«Axel»: retour à la case cirque

Le spectacle met en scène de splendides numéros de cirque, drapés dans des éclairages uniques et des costumes colorés et somptueux.
Photo: Marie-Andrée Lemire Le spectacle met en scène de splendides numéros de cirque, drapés dans des éclairages uniques et des costumes colorés et somptueux.

Le Cirque du Soleil a tout essayé pour conquérir ses publics à travers le monde, de la foison d’effets spéciaux qui caractérise les spectacles d’aréna, à la présentation de numéros de patins sur glace, lancée avec Crystal il y a deux ans.

Avec Axel, son tout nouveau spectacle, présenté jeudi au Centre Bell, le Cirque du Soleil a réuni ces éléments pour présenter un ensemble qui fait cependant la part belle à sa raison d’être initiale : les numéros de cirque.

Les magnifiques effets de lumière et d’images d’Adam Hummel, projetés sur la patinoire, arrivent en effet à centrer l’attention du public sur les numéros d’artistes, ce qui n’est pas toujours gagné dans un espace aussi vaste que le Centre Bell.

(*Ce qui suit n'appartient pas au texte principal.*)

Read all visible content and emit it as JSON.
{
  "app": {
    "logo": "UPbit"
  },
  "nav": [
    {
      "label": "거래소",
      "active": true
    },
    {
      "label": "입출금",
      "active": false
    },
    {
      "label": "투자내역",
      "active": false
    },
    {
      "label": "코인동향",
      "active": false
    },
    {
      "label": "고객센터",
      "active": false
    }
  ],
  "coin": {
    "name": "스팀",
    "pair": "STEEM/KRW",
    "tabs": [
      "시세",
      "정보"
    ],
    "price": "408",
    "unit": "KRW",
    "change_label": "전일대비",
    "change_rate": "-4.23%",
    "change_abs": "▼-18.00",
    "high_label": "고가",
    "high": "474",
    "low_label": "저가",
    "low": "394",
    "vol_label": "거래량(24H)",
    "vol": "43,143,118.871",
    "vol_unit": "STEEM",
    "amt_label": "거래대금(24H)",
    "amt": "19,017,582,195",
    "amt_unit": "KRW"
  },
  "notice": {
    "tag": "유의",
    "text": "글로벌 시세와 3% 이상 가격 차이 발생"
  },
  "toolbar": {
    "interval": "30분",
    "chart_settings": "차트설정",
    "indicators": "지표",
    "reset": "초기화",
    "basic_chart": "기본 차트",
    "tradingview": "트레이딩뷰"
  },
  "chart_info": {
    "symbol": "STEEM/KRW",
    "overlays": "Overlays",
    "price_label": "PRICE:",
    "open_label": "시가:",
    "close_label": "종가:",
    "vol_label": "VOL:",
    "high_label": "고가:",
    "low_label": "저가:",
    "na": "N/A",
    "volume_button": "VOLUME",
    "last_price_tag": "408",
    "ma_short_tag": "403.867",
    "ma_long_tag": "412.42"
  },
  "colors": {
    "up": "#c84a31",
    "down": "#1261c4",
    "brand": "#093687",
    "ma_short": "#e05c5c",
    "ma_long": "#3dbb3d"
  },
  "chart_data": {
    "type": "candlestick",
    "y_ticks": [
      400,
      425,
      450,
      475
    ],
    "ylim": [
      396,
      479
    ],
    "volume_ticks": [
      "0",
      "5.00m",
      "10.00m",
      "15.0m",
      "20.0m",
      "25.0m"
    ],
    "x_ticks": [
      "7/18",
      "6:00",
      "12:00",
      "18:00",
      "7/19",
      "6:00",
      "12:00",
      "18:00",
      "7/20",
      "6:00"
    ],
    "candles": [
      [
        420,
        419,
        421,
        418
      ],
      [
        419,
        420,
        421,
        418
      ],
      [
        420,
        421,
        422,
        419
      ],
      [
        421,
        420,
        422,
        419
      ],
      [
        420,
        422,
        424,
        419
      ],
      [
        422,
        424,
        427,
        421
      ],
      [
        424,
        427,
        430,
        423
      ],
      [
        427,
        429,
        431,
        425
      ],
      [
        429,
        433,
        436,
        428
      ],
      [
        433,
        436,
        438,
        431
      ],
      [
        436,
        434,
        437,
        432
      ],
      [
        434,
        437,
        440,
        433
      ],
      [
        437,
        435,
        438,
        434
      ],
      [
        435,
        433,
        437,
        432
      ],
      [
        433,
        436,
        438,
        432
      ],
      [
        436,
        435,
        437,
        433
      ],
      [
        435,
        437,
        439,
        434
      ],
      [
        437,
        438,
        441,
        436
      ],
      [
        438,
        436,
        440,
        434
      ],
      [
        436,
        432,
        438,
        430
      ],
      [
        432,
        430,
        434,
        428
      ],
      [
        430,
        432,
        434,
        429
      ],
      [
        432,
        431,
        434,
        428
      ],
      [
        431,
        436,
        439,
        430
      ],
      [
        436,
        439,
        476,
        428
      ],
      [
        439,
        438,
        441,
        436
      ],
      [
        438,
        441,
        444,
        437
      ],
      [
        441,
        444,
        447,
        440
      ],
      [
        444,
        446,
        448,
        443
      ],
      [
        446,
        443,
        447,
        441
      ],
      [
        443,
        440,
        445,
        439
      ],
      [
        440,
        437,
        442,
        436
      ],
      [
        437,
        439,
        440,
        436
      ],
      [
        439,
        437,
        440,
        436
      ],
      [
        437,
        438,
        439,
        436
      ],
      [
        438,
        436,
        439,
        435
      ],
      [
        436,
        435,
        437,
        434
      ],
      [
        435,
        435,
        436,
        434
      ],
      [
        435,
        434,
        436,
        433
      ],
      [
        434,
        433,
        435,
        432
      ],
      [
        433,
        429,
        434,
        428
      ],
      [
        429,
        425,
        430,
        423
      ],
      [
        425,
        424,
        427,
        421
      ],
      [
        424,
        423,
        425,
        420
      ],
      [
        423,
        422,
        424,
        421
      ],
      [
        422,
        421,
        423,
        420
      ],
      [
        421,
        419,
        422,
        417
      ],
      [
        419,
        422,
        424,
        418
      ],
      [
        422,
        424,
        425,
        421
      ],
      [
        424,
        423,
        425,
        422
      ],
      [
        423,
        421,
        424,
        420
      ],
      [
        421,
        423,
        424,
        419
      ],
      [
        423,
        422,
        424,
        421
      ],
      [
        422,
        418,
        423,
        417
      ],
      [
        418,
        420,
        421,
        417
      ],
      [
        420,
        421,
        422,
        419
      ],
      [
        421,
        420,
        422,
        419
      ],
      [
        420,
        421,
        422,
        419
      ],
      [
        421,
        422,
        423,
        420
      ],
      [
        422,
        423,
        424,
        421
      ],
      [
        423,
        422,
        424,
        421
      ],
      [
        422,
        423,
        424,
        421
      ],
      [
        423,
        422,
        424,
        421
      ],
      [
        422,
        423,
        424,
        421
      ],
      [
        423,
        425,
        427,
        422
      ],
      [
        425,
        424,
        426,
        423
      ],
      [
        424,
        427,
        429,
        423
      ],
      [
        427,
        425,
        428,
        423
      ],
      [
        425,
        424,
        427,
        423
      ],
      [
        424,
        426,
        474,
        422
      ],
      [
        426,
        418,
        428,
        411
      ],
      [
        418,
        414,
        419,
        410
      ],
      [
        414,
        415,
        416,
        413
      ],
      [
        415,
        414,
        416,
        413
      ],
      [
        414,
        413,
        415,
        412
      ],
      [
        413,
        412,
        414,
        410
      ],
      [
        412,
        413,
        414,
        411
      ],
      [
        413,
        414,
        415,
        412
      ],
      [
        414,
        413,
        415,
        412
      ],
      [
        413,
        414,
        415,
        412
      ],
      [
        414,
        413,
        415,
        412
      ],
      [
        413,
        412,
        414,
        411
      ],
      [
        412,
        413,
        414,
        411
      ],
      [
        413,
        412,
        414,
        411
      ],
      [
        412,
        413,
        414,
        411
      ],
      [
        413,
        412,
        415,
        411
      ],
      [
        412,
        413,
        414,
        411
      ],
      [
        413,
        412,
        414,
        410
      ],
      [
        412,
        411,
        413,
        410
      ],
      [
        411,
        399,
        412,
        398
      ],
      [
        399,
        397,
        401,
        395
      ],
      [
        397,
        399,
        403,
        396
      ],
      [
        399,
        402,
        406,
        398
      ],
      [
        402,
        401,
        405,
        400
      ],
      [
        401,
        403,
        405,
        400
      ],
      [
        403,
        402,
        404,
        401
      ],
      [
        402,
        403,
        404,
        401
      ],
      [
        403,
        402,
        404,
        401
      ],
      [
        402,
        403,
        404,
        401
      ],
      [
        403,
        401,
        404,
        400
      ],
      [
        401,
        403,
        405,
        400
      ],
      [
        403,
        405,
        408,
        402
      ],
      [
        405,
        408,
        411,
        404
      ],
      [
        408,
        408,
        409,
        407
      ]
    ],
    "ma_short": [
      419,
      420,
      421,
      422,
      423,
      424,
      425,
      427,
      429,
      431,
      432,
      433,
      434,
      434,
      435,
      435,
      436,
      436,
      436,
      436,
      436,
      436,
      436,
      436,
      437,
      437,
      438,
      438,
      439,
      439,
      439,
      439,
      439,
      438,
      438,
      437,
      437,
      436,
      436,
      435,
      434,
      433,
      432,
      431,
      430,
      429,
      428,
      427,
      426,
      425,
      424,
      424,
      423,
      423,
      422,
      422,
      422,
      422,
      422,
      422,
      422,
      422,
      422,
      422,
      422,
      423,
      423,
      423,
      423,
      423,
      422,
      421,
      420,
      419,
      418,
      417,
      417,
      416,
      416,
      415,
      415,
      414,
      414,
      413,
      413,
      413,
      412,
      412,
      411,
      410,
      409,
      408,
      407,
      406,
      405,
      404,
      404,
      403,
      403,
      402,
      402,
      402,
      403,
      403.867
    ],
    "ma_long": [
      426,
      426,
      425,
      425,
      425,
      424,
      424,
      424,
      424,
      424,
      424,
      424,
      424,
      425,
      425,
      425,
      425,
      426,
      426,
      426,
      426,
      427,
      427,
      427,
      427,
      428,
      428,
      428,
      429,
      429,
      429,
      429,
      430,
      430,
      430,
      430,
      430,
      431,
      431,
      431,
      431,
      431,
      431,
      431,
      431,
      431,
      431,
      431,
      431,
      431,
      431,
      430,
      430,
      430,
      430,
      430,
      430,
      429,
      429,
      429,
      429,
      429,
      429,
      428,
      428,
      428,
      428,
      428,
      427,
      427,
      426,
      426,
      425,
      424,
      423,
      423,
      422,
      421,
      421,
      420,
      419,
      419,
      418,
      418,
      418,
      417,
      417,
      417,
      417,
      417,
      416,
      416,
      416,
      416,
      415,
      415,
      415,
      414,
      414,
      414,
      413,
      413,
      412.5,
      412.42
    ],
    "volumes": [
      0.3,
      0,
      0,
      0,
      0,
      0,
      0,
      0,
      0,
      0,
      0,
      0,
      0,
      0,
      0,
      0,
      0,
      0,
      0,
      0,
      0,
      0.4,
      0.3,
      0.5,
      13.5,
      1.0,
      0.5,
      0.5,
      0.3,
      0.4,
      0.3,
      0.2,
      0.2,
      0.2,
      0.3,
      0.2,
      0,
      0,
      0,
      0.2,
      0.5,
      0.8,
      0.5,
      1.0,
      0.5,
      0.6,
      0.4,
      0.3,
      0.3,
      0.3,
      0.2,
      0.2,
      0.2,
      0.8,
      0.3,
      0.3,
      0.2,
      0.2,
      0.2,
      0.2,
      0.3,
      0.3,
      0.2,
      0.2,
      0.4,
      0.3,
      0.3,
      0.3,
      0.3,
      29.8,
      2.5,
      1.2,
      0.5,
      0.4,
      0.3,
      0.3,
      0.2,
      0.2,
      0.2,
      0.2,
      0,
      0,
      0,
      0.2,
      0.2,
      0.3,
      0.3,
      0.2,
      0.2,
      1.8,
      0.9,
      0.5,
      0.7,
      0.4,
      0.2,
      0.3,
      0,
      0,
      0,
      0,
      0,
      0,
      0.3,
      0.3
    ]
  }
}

Le premier numéro, dans lequel les patineurs casqués de rouge s’élancent comme sur une piste de course pour y réaliser les cabrioles de patinage freestyle les plus improbables, est époustouflant. C’était d’ailleurs le préféré de la jeune Clara, 11 ans, qui m’accompagnait. Mais ce sont les performances circassiennes qui ont formé la plupart des moments forts du spectacle. On note la performance virtuose d’équilibre sur plateau rotatif, mise en valeur par un éclairage à la fois puissant et sobre.

Tout le long du spectacle, une marionnette géante activée par un patineur interagit avec les artistes et avec le public. Dans un numéro-surprise, un patineur exécute un duo avec sa marionnette. On salue cette note humoristique du spectacle, alors que le reste des numéros de patinage est davantage convenu.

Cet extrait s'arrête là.